Freigesprochen ist eine wohlüberlegte Übertragung in die Gegenwart, der Jugendpreis von Locarno verdient. Dabei ist ein Zugunfall dankbarer Aufhänger: Berichte sind geläufig, wie Privatisierer Standardsenkungen und Belastungserhöhungen testeten, Pannen quasi einkalkulierten und Verantwortung abschieben, privatisieren. Substanziell sind die Aktualisierungen der Charaktere: Arbeitete Horváth mit dem Motiv von mit Zank gefüllten Ehegefängnissen, sind diese nun Selbstverwirklichungspakte, deren Basis eher erodiert denn explodiert. Affektmord mit Geständnis vor höheren Instanzen ist die alte Art der Eskalation, Rückzug nach innen bis zum Suizid folgerichtig die neue Art einer Nichtbewältigung. Horváth erzählte im 1937 in Mähren uraufgeführten Stück von durch Wirtschafts- und Wertekrise Zermürbten, Payer nun von Modernisierungsverlierern einer neoliberalen Ich-Fixierung.

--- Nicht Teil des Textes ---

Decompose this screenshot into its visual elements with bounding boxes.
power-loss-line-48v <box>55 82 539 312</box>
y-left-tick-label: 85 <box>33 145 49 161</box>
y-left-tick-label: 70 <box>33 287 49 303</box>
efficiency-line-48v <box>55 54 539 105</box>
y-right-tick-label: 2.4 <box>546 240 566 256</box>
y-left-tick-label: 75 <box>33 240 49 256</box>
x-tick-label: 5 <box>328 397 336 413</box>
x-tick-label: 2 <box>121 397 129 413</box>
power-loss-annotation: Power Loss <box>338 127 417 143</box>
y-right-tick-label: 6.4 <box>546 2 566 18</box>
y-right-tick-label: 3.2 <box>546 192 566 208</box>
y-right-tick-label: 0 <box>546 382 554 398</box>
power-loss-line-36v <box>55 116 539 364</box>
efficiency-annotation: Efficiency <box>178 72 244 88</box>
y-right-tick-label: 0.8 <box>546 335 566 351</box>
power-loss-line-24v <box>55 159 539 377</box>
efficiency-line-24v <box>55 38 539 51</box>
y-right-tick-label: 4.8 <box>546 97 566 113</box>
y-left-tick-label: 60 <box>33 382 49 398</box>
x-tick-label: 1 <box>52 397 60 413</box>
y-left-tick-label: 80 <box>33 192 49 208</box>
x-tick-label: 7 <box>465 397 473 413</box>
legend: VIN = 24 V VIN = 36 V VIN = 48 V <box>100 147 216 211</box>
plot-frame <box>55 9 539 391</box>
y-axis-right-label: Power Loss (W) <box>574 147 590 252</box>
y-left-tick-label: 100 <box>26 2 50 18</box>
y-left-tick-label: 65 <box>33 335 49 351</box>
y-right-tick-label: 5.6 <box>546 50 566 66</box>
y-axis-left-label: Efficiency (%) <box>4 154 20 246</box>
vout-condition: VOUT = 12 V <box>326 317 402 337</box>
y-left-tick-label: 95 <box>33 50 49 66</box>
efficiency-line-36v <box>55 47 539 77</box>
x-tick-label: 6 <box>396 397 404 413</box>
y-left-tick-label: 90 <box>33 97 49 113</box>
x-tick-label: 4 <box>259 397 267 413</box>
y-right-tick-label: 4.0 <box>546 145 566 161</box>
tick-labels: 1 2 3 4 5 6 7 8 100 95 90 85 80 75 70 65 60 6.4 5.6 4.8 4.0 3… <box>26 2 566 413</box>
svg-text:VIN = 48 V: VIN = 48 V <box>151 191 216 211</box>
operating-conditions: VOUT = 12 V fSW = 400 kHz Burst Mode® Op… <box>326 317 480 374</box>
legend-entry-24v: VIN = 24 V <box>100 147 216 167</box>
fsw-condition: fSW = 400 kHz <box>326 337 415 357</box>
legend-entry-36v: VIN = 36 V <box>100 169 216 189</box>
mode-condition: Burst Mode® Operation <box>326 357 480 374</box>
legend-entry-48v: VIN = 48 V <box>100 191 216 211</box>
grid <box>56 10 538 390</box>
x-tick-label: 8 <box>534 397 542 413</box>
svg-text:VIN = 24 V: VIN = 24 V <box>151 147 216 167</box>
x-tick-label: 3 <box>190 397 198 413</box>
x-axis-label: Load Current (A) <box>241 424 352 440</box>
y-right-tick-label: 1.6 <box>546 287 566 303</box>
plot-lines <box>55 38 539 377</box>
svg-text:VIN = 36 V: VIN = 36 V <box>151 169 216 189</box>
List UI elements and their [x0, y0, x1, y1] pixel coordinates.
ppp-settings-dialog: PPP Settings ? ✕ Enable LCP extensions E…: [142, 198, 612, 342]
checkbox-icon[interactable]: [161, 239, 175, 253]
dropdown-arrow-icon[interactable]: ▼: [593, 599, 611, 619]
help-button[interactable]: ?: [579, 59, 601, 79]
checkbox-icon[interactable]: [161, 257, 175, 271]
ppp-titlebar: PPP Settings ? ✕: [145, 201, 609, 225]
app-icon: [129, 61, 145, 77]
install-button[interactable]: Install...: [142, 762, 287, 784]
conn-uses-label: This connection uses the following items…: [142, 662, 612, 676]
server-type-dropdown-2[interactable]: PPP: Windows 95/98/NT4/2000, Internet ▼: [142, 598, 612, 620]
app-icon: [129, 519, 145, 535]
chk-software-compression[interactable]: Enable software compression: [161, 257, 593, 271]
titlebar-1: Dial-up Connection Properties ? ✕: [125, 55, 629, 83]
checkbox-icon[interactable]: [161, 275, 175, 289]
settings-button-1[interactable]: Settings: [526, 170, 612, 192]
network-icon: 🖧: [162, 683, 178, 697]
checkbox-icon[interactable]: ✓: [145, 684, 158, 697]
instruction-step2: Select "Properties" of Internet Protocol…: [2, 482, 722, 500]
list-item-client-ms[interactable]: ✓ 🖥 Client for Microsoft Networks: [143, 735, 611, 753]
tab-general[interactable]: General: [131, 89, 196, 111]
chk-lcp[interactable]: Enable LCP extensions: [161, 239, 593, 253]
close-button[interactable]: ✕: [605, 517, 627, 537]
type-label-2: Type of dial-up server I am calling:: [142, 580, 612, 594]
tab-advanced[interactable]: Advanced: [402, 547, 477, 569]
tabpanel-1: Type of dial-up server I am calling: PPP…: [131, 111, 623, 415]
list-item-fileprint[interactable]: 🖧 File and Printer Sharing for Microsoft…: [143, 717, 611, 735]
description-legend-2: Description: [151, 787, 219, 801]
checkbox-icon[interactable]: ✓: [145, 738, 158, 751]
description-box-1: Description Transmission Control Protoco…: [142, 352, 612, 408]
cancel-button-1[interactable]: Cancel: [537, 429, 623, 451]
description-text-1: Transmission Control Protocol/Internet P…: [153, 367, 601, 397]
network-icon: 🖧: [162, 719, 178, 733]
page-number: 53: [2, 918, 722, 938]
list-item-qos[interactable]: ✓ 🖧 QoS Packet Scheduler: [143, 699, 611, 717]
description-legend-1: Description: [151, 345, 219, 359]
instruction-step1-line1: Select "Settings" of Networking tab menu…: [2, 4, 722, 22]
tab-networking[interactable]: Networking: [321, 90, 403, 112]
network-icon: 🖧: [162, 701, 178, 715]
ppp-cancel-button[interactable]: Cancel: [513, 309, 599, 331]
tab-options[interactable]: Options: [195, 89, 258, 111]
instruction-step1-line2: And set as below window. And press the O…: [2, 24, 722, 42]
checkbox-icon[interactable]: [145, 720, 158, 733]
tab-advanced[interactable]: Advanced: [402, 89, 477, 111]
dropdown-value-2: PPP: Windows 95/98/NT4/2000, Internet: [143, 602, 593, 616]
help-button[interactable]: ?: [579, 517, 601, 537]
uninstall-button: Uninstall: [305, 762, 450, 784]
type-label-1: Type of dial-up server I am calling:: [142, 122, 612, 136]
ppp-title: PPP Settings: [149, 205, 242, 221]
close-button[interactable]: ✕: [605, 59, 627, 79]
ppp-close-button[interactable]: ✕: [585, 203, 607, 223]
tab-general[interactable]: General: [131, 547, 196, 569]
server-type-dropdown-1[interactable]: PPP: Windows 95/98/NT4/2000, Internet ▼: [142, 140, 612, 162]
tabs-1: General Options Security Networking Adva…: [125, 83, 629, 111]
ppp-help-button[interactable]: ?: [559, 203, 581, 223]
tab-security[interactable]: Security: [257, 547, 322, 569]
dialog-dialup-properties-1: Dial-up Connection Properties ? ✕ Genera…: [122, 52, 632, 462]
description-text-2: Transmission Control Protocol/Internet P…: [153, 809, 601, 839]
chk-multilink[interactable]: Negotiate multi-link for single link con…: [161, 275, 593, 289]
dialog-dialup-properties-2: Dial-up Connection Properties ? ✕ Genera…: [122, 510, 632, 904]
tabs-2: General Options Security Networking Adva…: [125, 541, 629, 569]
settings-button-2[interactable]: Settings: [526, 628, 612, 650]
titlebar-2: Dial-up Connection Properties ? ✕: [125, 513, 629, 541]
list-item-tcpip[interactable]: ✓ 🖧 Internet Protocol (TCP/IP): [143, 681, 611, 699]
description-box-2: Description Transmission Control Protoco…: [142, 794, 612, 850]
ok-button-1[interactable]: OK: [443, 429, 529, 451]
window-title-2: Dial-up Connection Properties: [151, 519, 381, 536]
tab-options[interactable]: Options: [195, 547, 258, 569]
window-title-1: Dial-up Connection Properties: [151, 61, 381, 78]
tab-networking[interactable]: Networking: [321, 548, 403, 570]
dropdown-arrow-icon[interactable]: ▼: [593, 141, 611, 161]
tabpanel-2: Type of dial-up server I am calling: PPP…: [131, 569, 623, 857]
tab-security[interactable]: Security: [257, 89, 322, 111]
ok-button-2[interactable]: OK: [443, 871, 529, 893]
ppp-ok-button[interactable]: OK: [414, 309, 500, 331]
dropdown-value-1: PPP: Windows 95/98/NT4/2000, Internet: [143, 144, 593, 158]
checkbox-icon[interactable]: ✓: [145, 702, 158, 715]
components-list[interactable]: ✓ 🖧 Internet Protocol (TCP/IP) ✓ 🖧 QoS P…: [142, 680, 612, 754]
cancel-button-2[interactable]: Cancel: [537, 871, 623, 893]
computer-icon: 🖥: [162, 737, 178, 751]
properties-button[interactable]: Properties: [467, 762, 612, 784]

Frank Giering und Corinna Harfouch als Ehepaar sind glaubwürdiges Zentrum; vielleicht, weil beide ostdeutsche Sozialisation durchliefen, verbinden sie eindrücklich Durchhaltewillen mit Verletzlichkeit hinter Stoik. Lavinia Wilson andererseits überzeugt als verträumt Kontakt suchende Studentin Anna, auch weil Robert Stadlober als Verlobter zweckdienlich den blauäugigen Kleinunternehmer in spe gibt. Als Schauplatz wäre etwa Mecklenburg fein, die Koproduktion strebte Ortsungebundenheit an. Über ein anonymisiertes Nordburgenland kam es freilich zu Nebenrollen, die wie Störfaktoren wirken, so Alfred Dorfer als mitverunglückter Kumpel: eine etwas hölzerne Personifikation des Gewissens. Gelungen sprechend sind wiederum Architekturen, so ein hübsch derangiertes Wirtschaftswunderhotel in Umorientierungsnöten oder die Familienvilla von Frau Hudetz, ein patinaüberzogenes Monument großbürgerlicher Moderne-Träume.